SHIRLEY -- Dick Hingston, of the accounting firm Guisti, Hingston & Co., summarized the results of his annual audit of town finances and business practices for the selectmen Monday night, including "heads up" information on pending state legislation and recommendations to correct a few anomalies he found in the accounting system.

Characterizing his report as a "conversation" rather than a presentation, Hingston began with a "variance" he'd noticed between outstanding sewer betterment amounts and ledger entries, which he said was "atypical" for Shirley. But it was "a large number," he said.

It should have been simple to pinpoint the discrepancy but was not, due to the Sewer Department's outdated reporting system, Hingston said. "We recommended an updated report," with copies distributed as needed, he said, and with the new format, the books should balance.

Another problem he noted was ambulance billing. Medicaid pays only 80 percent of an approved amount versus the actual bill and does not allow the town to collect the difference, Hingston said. "It's contractual." A similar gap also exists between amounts billed and amounts paid via contracts with other insurers, with no viable means to collect the balance from patients who do not pay. The end result is a running deficit that at some point must be written off, he said.


An ambulance billing review committee seated some time ago was charged with meeting several times a year to add up balances due that are considered uncollectible, Hingston continued, and although the ARC "wrote off" two or three years of debts, they didn't produce an authorized document to back up their decision, recorded in the minutes.

"We suggest that they start meeting quarterly" to adjust accounts in a timely fashion, he said and that they generate a document signed by the ambulance director or the town administrator, with a copy to the selectmen. "These can be significant sums" the board should know about, Hingston concluded.

The town's trust funds were another concern, but Hingston said he had discussed the issue with treasurer Kevin Johnston and it would be resolved. Although it's standard practice to bundle fund balances, invest the total and get the best available interest rate, as the treasurer has been doing, it's also key to ensure that interest earned on each balance accrues to the fund it is intended for, Hingston said.

Another issue was long-term and involves withholding accounts, with balances leaning more to the negative side than they should. "There are also positive balances," Hingston said, but not enough to close the gap. In his view, the problem can be traced in part to some people not paying their portion of health insurance premiums, while some of it could be due to errors in the split, with the town paying more than its share of the cost.

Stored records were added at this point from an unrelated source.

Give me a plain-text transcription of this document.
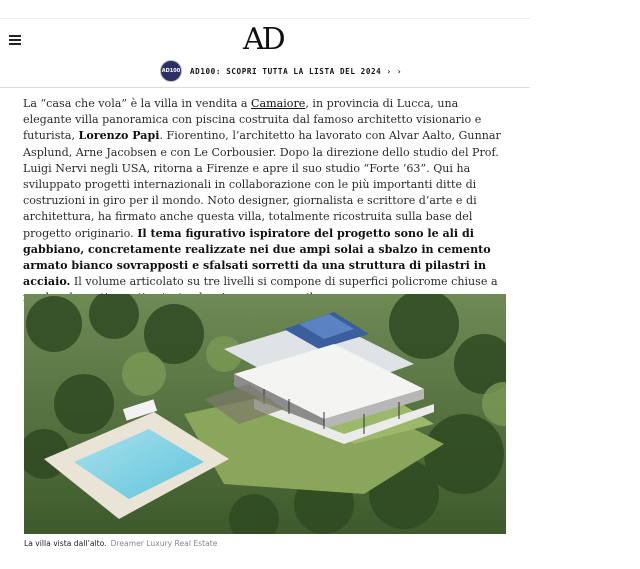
AD
AD100 AD100: SCOPRI TUTTA LA LISTA DEL 2024 › ›

La “casa che vola” è la villa in vendita a Camaiore, in provincia di Lucca, una elegante villa panoramica con piscina costruita dal famoso architetto visionario e futurista, Lorenzo Papi. Fiorentino, l’architetto ha lavorato con Alvar Aalto, Gunnar Asplund, Arne Jacobsen e con Le Corbousier. Dopo la direzione dello studio del Prof. Luigi Nervi negli USA, ritorna a Firenze e apre il suo studio “Forte ’63”. Qui ha sviluppato progetti internazionali in collaborazione con le più importanti ditte di costruzioni in giro per il mondo. Noto designer, giornalista e scrittore d’arte e di architettura, ha firmato anche questa villa, totalmente ricostruita sulla base del progetto originario. Il tema figurativo ispiratore del progetto sono le ali di gabbiano, concretamente realizzate nei due ampi solai a sbalzo in cemento armato bianco sovrapposti e sfalsati sorretti da una struttura di pilastri in acciaio. Il volume articolato su tre livelli si compone di superfici policrome chiuse a

La villa vista dall’alto. Dreamer Luxury Real Estate
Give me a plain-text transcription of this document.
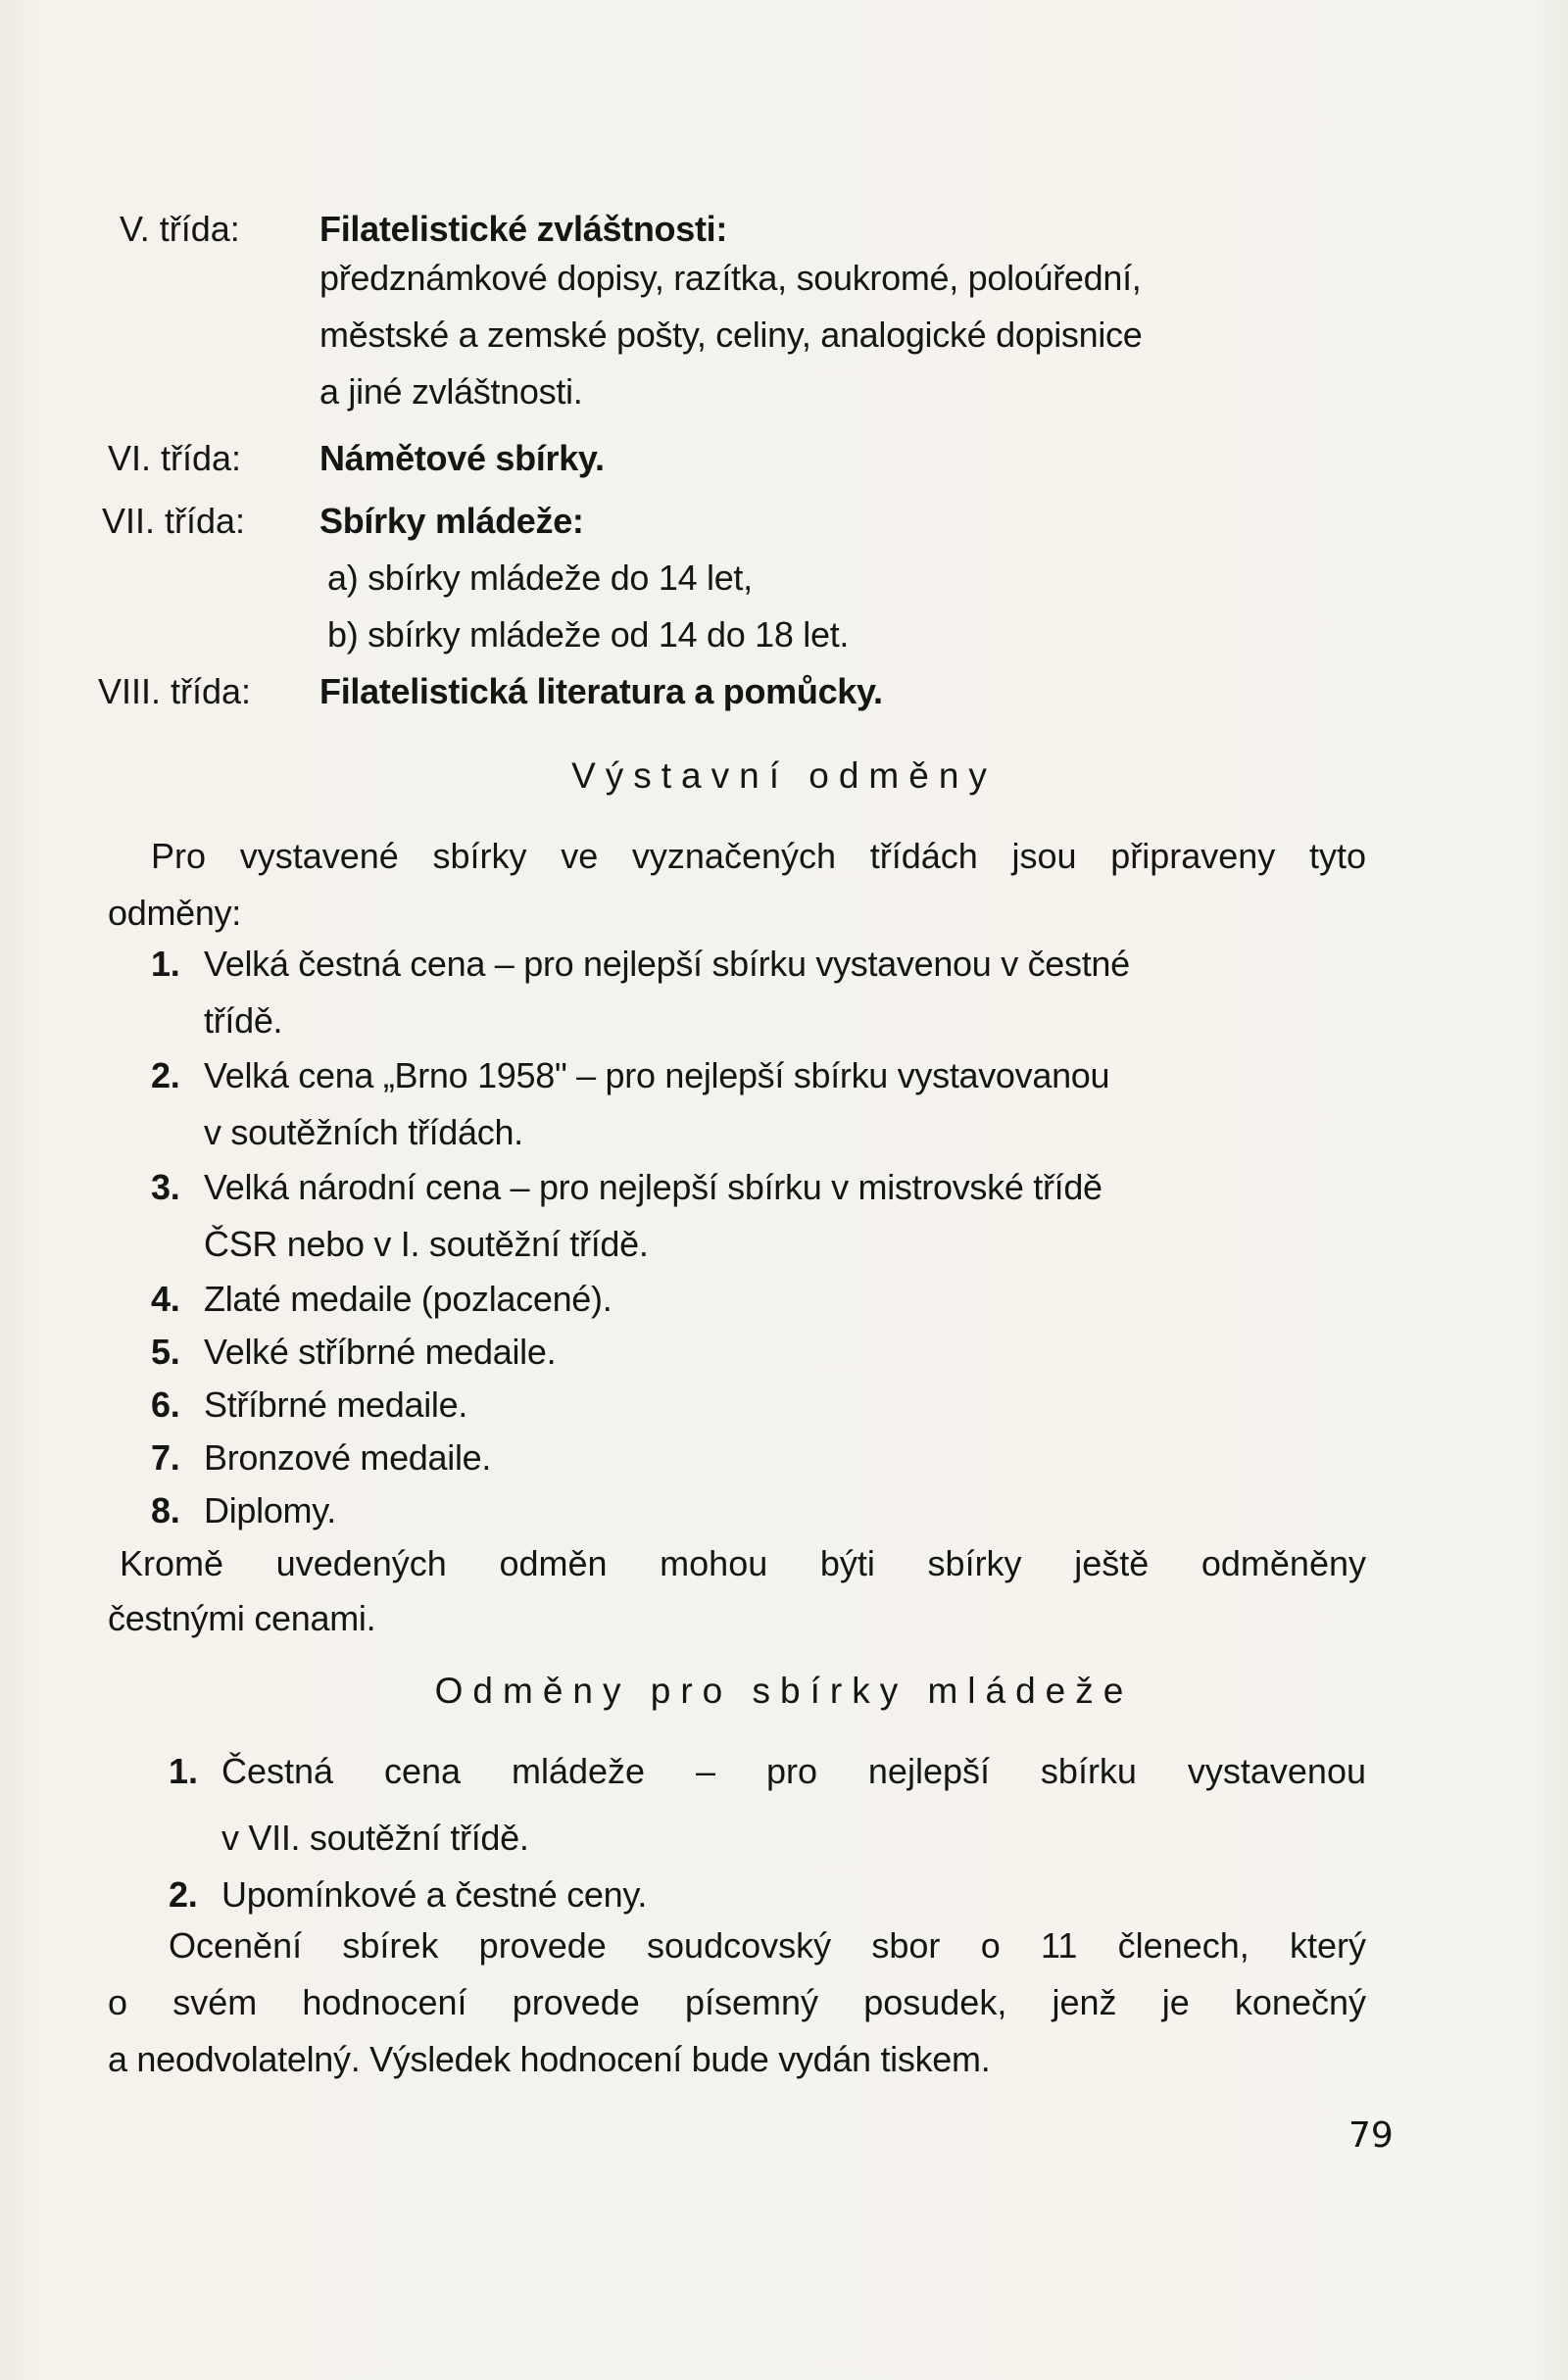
V. třída: Filatelistické zvláštnosti:
předznámkové dopisy, razítka, soukromé, poloúřední,
městské a zemské pošty, celiny, analogické dopisnice
a jiné zvláštnosti.
VI. třída: Námětové sbírky.
VII. třída: Sbírky mládeže:
a) sbírky mládeže do 14 let,
b) sbírky mládeže od 14 do 18 let.
VIII. třída: Filatelistická literatura a pomůcky.
Výstavní odměny
Pro vystavené sbírky ve vyznačených třídách jsou připraveny tyto
odměny:
1. Velká čestná cena – pro nejlepší sbírku vystavenou v čestné
třídě.
2. Velká cena „Brno 1958" – pro nejlepší sbírku vystavovanou
v soutěžních třídách.
3. Velká národní cena – pro nejlepší sbírku v mistrovské třídě
ČSR nebo v I. soutěžní třídě.
4. Zlaté medaile (pozlacené).
5. Velké stříbrné medaile.
6. Stříbrné medaile.
7. Bronzové medaile.
8. Diplomy.
Kromě uvedených odměn mohou býti sbírky ještě odměněny
čestnými cenami.
Odměny pro sbírky mládeže
1. Čestná cena mládeže – pro nejlepší sbírku vystavenou
v VII. soutěžní třídě.
2. Upomínkové a čestné ceny.
Ocenění sbírek provede soudcovský sbor o 11 členech, který
o svém hodnocení provede písemný posudek, jenž je konečný
a neodvolatelný. Výsledek hodnocení bude vydán tiskem.
79
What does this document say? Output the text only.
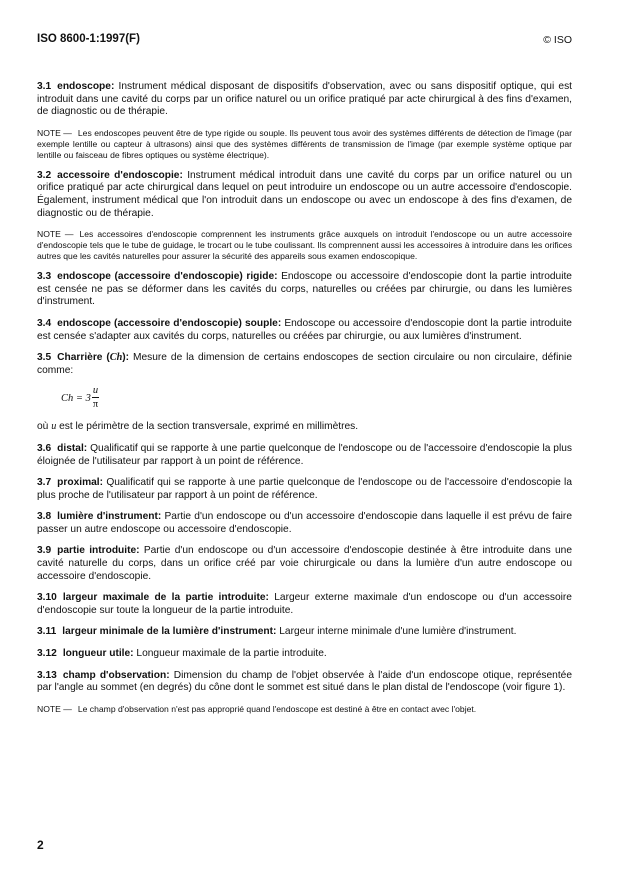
ISO 8600-1:1997(F)	© ISO

3.1 endoscope: Instrument médical disposant de dispositifs d'observation, avec ou sans dispositif optique, qui est introduit dans une cavité du corps par un orifice naturel ou un orifice pratiqué par acte chirurgical à des fins d'examen, de diagnostic ou de thérapie.

NOTE — Les endoscopes peuvent être de type rigide ou souple. Ils peuvent tous avoir des systèmes différents de détection de l'image (par exemple lentille ou capteur à ultrasons) ainsi que des systèmes différents de transmission de l'image (par exemple système optique par lentille ou faisceau de fibres optiques ou système électrique).

3.2 accessoire d'endoscopie: Instrument médical introduit dans une cavité du corps par un orifice naturel ou un orifice pratiqué par acte chirurgical dans lequel on peut introduire un endoscope ou un autre accessoire d'endoscopie. Également, instrument médical que l'on introduit dans un endoscope ou avec un endoscope à des fins d'examen, de diagnostic ou de thérapie.

NOTE — Les accessoires d'endoscopie comprennent les instruments grâce auxquels on introduit l'endoscope ou un autre accessoire d'endoscopie tels que le tube de guidage, le trocart ou le tube coulissant. Ils comprennent aussi les accessoires à introduire dans les orifices autres que les cavités naturelles pour assurer la sécurité des appareils sous examen endoscopique.

3.3 endoscope (accessoire d'endoscopie) rigide: Endoscope ou accessoire d'endoscopie dont la partie introduite est censée ne pas se déformer dans les cavités du corps, naturelles ou créées par chirurgie, ou dans les lumières d'instrument.

3.4 endoscope (accessoire d'endoscopie) souple: Endoscope ou accessoire d'endoscopie dont la partie introduite est censée s'adapter aux cavités du corps, naturelles ou créées par chirurgie, ou aux lumières d'instrument.

3.5 Charrière (Ch): Mesure de la dimension de certains endoscopes de section circulaire ou non circulaire, définie comme:

$Ch = 3 \frac{u}{\pi}$

où u est le périmètre de la section transversale, exprimé en millimètres.

3.6 distal: Qualificatif qui se rapporte à une partie quelconque de l'endoscope ou de l'accessoire d'endoscopie la plus éloignée de l'utilisateur par rapport à un point de référence.

3.7 proximal: Qualificatif qui se rapporte à une partie quelconque de l'endoscope ou de l'accessoire d'endoscopie la plus proche de l'utilisateur par rapport à un point de référence.

3.8 lumière d'instrument: Partie d'un endoscope ou d'un accessoire d'endoscopie dans laquelle il est prévu de faire passer un autre endoscope ou accessoire d'endoscopie.

3.9 partie introduite: Partie d'un endoscope ou d'un accessoire d'endoscopie destinée à être introduite dans une cavité naturelle du corps, dans un orifice créé par voie chirurgicale ou dans la lumière d'un autre endoscope ou accessoire d'endoscopie.

3.10 largeur maximale de la partie introduite: Largeur externe maximale d'un endoscope ou d'un accessoire d'endoscopie sur toute la longueur de la partie introduite.

3.11 largeur minimale de la lumière d'instrument: Largeur interne minimale d'une lumière d'instrument.

3.12 longueur utile: Longueur maximale de la partie introduite.

3.13 champ d'observation: Dimension du champ de l'objet observée à l'aide d'un endoscope otique, représentée par l'angle au sommet (en degrés) du cône dont le sommet est situé dans le plan distal de l'endoscope (voir figure 1).

NOTE — Le champ d'observation n'est pas approprié quand l'endoscope est destiné à être en contact avec l'objet.

2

"This has been around for a long time and should be resolved," Hingston said, even if the resolution is to write off the negative balance. Going forward, it shouldn't be a problem, since there's no withholding discrepancy now, he said.

"We've authorized more aggressive collection methods," Selectman David Swain added.

Finally, Hingston recommended taking action on a state law in effect since 2011 that allows one municipality to bill another for its share of retired employee health insurance benefits. In the past, only the municipality in which the employee worked when he or she retired was responsible for retirement benefits. Now, however, the responsibility can be shared when an employee has worked for more than one municipality.

The scenario works both ways and it will take some homework to collect all the necessary data, but "we recommend balance billing," Hingston said. "I definitely think you should send out bills" to other towns where retired Shirley employees also worked. Johnston previously told the selectmen he's working on it.